Managed Healthcare Executive (MHE) asked Ilaria St. Florian, a registered dietitian at Stamford Hospital in Stamford, Connecticut, to share her thoughts.
MHE: How is breathing connected to food intake in this patient population?
St. FlorianSt. Florian: The hallmark of COPD is increased labored breathing due to the lungs’ limited ability to take up oxygen and remove carbon dioxide. Unlike in healthy individuals, for whom breathing is typically passive, in COPD patients airflow resistance requires effort, which increases the amount of energy or calories burned, as the body must work harder to breathe.
This hypermetabolic state means that one must compensate for this increased energy expenditure by taking in additional calories to avoid unwanted weight loss. In fact, decreased body weight can adversely affect COPD progression and prognosis.
MHE: What are some of the nutritional recommendations for COPD patients?
St. Florian: First of all, you want to make sure you are taking in sufficient calories to balance energy burned from labored breathing, but also focus on nutrient dense foods. COPD patients are also at a higher risk for lung infection, so it is particularly important to ensure that they are eating a healthy and varied diet to boost their immune system and reduce the risk of infection.
Secondly, it is important to encourage patients to eat since factors such as fatigue, weakness, and depression all contribute to a decrease in food intake. One way this can be accomplished is for patients to eat when they have the most energy, which tends to be in the morning, because labored breathing causes fatigue. Also, instead of eating three traditional large meals a day, patients should break it up into four or five smaller meals daily to prevent the feeling of fullness and possible shortness of breath.
In addition, patients should stay upright during and after eating to ease pressure on the lungs.
It is also important to maintain hydration, but try to get your fluids between meals, not during meals, so that fluids do not fill up your stomach and cause satiety.
MHE:What are some specific food recommendations?
St. Florian: You want to make every bit count, such as eating nutrient-dense foods that are both high calorie and nutritious to prevent muscle loss and wasting. Pulmonary muscles are needed for respiration, so eating foods such as fruits, vegetables, whole grains, and protein will help keep your muscles strong.
Popular protein foods are chicken, lean meats, eggs, yogurt, fish, nuts, and beans. High-fiber foods and whole grains are also part of the mix. Some patients also require nutritional supplementation, if they are losing too much weight.

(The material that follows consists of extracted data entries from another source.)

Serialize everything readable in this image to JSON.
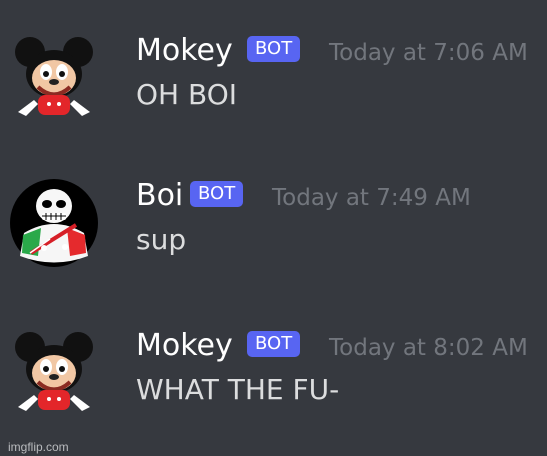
{
  "app": {
    "background_color": "#36393f",
    "username_color": "#ffffff",
    "message_color": "#dcddde",
    "timestamp_color": "#72767d",
    "bot_badge_color": "#5865f2",
    "watermark": "imgflip.com"
  },
  "messages": [
    {
      "username": "Mokey",
      "badge": "BOT",
      "timestamp": "Today at 7:06 AM",
      "text": "OH BOI",
      "avatar_icon": "mokey-avatar-icon"
    },
    {
      "username": "Boi",
      "badge": "BOT",
      "timestamp": "Today at 7:49 AM",
      "text": "sup",
      "avatar_icon": "boi-avatar-icon"
    },
    {
      "username": "Mokey",
      "badge": "BOT",
      "timestamp": "Today at 8:02 AM",
      "text": "WHAT THE FU-",
      "avatar_icon": "mokey-avatar-icon"
    }
  ]
}
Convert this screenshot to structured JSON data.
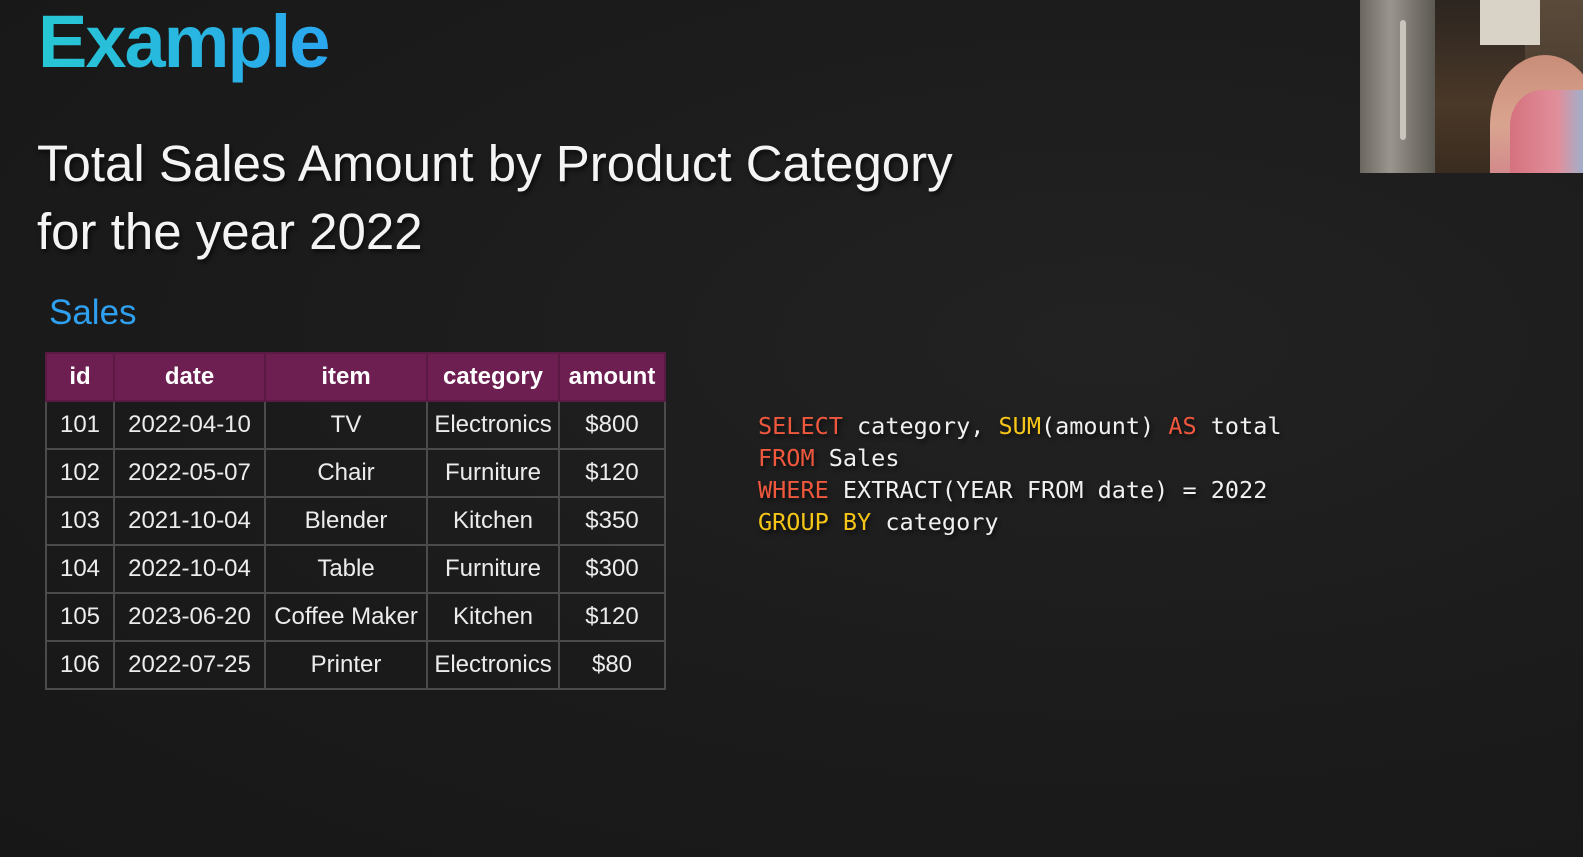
{
  "title": "Example",
  "subtitle": {
    "line1": "Total Sales Amount by Product Category",
    "line2": "for the year 2022"
  },
  "table": {
    "caption": "Sales",
    "headers": [
      "id",
      "date",
      "item",
      "category",
      "amount"
    ],
    "rows": [
      [
        "101",
        "2022-04-10",
        "TV",
        "Electronics",
        "$800"
      ],
      [
        "102",
        "2022-05-07",
        "Chair",
        "Furniture",
        "$120"
      ],
      [
        "103",
        "2021-10-04",
        "Blender",
        "Kitchen",
        "$350"
      ],
      [
        "104",
        "2022-10-04",
        "Table",
        "Furniture",
        "$300"
      ],
      [
        "105",
        "2023-06-20",
        "Coffee Maker",
        "Kitchen",
        "$120"
      ],
      [
        "106",
        "2022-07-25",
        "Printer",
        "Electronics",
        "$80"
      ]
    ]
  },
  "sql": {
    "line1": {
      "kw1": "SELECT",
      "t1": " category, ",
      "kw2": "SUM",
      "t2": "(amount) ",
      "kw3": "AS",
      "t3": " total"
    },
    "line2": {
      "kw1": "FROM",
      "t1": " Sales"
    },
    "line3": {
      "kw1": "WHERE",
      "t1": " EXTRACT(YEAR FROM date) = 2022"
    },
    "line4": {
      "kw1": "GROUP BY",
      "t1": " category"
    }
  },
  "colors": {
    "title_gradient_start": "#27c7d3",
    "title_gradient_end": "#2aa7ee",
    "caption": "#2f9ff0",
    "table_header_bg": "#6e1f51",
    "sql_keyword_red": "#f0583e",
    "sql_keyword_yellow": "#f5c518",
    "background": "#1b1b1b"
  }
}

Furthermore, some medications can cause bone loss, so it is important to eat foods that contain vitamin D and calcium, as well as antioxidants for their anti-inflammatory properties. Calcium-rich foods like milk are fortified with vitamin D. Nutrients such as phosphorus, magnesium, and potassium are also recommended.

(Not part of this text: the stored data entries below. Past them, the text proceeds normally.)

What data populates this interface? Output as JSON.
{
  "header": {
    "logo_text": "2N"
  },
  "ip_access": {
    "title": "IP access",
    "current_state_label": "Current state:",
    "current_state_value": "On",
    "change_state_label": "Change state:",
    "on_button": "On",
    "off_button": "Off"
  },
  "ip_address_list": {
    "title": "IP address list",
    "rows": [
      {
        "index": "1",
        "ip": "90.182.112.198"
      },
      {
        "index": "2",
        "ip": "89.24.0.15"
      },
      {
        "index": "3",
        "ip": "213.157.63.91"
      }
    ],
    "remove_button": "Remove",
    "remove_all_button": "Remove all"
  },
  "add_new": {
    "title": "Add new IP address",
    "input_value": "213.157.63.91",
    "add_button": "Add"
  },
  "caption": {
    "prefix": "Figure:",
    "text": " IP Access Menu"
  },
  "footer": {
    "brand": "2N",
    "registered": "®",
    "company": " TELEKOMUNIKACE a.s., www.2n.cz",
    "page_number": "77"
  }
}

MHE:Any other things that providers and caregivers should keep in mind when caring for patients?
St. Florian: If you are using home oxygen, wear it during eating, if indicated by a physician, because eating and digestion require oxygen. Limit salt, too, because salt retains fluid.
Eat slowly and chew foods thoroughly to avoid swallowing air, which can lead to a feeling of fullness or pain and discourage eating.
Education is a key part to encourage behavior change to improve nutritional status. COPD patients may not think about the fact that they have more energy at a certain time of day or that if they eat fast they are swallowing air. Simple strategies can improve their nutritional well-being and help maintain their weight.